Dit was op z’n zachts gezegd niet wat we verwacht hadden. Verdejo is namelijk een prima witte wijn. Knisperend fris en herkenbaar aan een ‘bittertje’ in de afdronk, alsof je op de pitten van een Granny Smith kauwt. Heerlijk verfrissend dus en ideaal als de mussen van het dak vallen en jij je met Antonio Banderas even terug trekt voor een aperitivo para dos. Dat was op dat moment moeilijk voor te stellen, met het kwik rond het vriespunt.
Gelukkig werden we wel warm onthaald door een delegatie Spaanse wijnmakers. Binnen had men de verwarming op 35 gezet, de gemiddelde temperatuur van een zomerdag in Rueda. Een truc misschien, want na tien minuten klokten we de koele verdejo gretig naar binnen. Daar leent hij zich trouwens uitstekend voor - Rueda produceert in de regel geen ‘moeilijke’ wijnen, maar van die lekkere wegdrinkers, met niet te veel alcohol en voor een heel schappelijk prijsje.
Na van de schrik bekomen te zijn (en een paar glaasjes), raakten we allengs steeds enthousiaster over de streek.
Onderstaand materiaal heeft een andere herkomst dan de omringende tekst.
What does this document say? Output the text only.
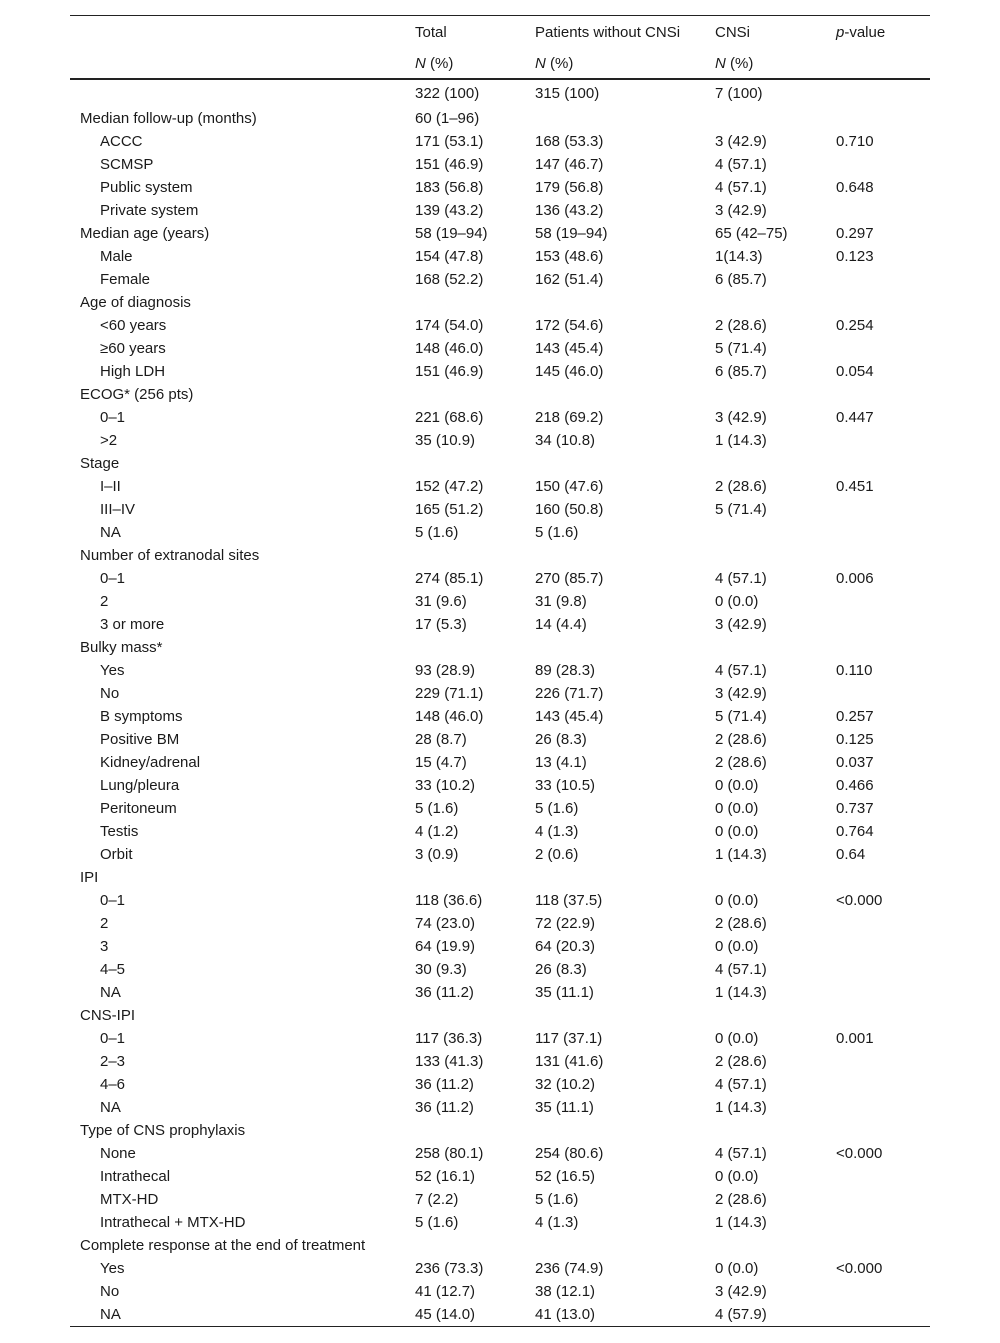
	Total	Patients without CNSi	CNSi	p-value
	N (%)	N (%)	N (%)	
	322 (100)	315 (100)	7 (100)	
Median follow-up (months)	60 (1–96)			
ACCC	171 (53.1)	168 (53.3)	3 (42.9)	0.710
SCMSP	151 (46.9)	147 (46.7)	4 (57.1)	
Public system	183 (56.8)	179 (56.8)	4 (57.1)	0.648
Private system	139 (43.2)	136 (43.2)	3 (42.9)	
Median age (years)	58 (19–94)	58 (19–94)	65 (42–75)	0.297
Male	154 (47.8)	153 (48.6)	1(14.3)	0.123
Female	168 (52.2)	162 (51.4)	6 (85.7)	
Age of diagnosis				
<60 years	174 (54.0)	172 (54.6)	2 (28.6)	0.254
≥60 years	148 (46.0)	143 (45.4)	5 (71.4)	
High LDH	151 (46.9)	145 (46.0)	6 (85.7)	0.054
ECOG* (256 pts)				
0–1	221 (68.6)	218 (69.2)	3 (42.9)	0.447
>2	35 (10.9)	34 (10.8)	1 (14.3)	
Stage				
I–II	152 (47.2)	150 (47.6)	2 (28.6)	0.451
III–IV	165 (51.2)	160 (50.8)	5 (71.4)	
NA	5 (1.6)	5 (1.6)		
Number of extranodal sites				
0–1	274 (85.1)	270 (85.7)	4 (57.1)	0.006
2	31 (9.6)	31 (9.8)	0 (0.0)	
3 or more	17 (5.3)	14 (4.4)	3 (42.9)	
Bulky mass*				
Yes	93 (28.9)	89 (28.3)	4 (57.1)	0.110
No	229 (71.1)	226 (71.7)	3 (42.9)	
B symptoms	148 (46.0)	143 (45.4)	5 (71.4)	0.257
Positive BM	28 (8.7)	26 (8.3)	2 (28.6)	0.125
Kidney/adrenal	15 (4.7)	13 (4.1)	2 (28.6)	0.037
Lung/pleura	33 (10.2)	33 (10.5)	0 (0.0)	0.466
Peritoneum	5 (1.6)	5 (1.6)	0 (0.0)	0.737
Testis	4 (1.2)	4 (1.3)	0 (0.0)	0.764
Orbit	3 (0.9)	2 (0.6)	1 (14.3)	0.64
IPI				
0–1	118 (36.6)	118 (37.5)	0 (0.0)	<0.000
2	74 (23.0)	72 (22.9)	2 (28.6)	
3	64 (19.9)	64 (20.3)	0 (0.0)	
4–5	30 (9.3)	26 (8.3)	4 (57.1)	
NA	36 (11.2)	35 (11.1)	1 (14.3)	
CNS-IPI				
0–1	117 (36.3)	117 (37.1)	0 (0.0)	0.001
2–3	133 (41.3)	131 (41.6)	2 (28.6)	
4–6	36 (11.2)	32 (10.2)	4 (57.1)	
NA	36 (11.2)	35 (11.1)	1 (14.3)	
Type of CNS prophylaxis				
None	258 (80.1)	254 (80.6)	4 (57.1)	<0.000
Intrathecal	52 (16.1)	52 (16.5)	0 (0.0)	
MTX-HD	7 (2.2)	5 (1.6)	2 (28.6)	
Intrathecal + MTX-HD	5 (1.6)	4 (1.3)	1 (14.3)	
Complete response at the end of treatment				
Yes	236 (73.3)	236 (74.9)	0 (0.0)	<0.000
No	41 (12.7)	38 (12.1)	3 (42.9)	
NA	45 (14.0)	41 (13.0)	4 (57.9)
Rueda ligt ten noord-westen van Madrid, met als grootste stad Valladolid. Het werd een obsessie om die naam zo Spaans mogelijk uit te spreken. Waar zijn we ook alweer? ‘Baiadoliewd.’ Hoe laat is het? ‘Baiadoliewd.’ Met zo’n lekkere dikke tong. Gaat stukken beter als je drie flessen verdejo achter de kiezen hebt.
Maar het waren vooral de mensen die mij in ieder geval eeuwig fan van de streek hebben gemaakt. De Ruedanen zijn een heerlijk nuchter volk, met een groot relativeringsvermogen waar wij Hollanders zo dol op zijn. Al snel maakten ze ons duidelijk dat we beter op een ander moment hadden kunnen komen; de nieuwe oogst zat nog gistend in het vat, en de voorgaande vintage was eigenlijk over zijn hoogtepunt heen en sowieso niet om over naar huis te schrijven.
Verdejo is een wijn die je doorgaans jong (binnen een jaar) moet drinken. Dat geldt vooral voor de wat mindere jaren, en laten we nu net het meest dramatische oogstjaar treffen. Zoals een wijnmaker tijdens de tasting zijn eigen wijn beschreef: ‘U ruikt direct dat deze wijn vrij vlak is.’ En nadat hij nog eens diep in het glas had gesnoven: ‘Ja, inderdaad, duidelijk totaal geen diepgang. Wat een vreselijk jaar!’ Het was een verademing om een wijnmaker eens een keer de waarheid te horen spreken, in plaats van al die ophemelende kletspraatjes. Heel verfrissend! Precies, net als de wijnen, als het goed is.
Wij mochten alvast wat uit het vat proeven, en gelukkig was dat prima in orde. De nieuwe oogst ligt ieder jaar vanaf februari/maart in de Nederlandse winkels. En trouwens óók in de winkels van Baiadoliewd.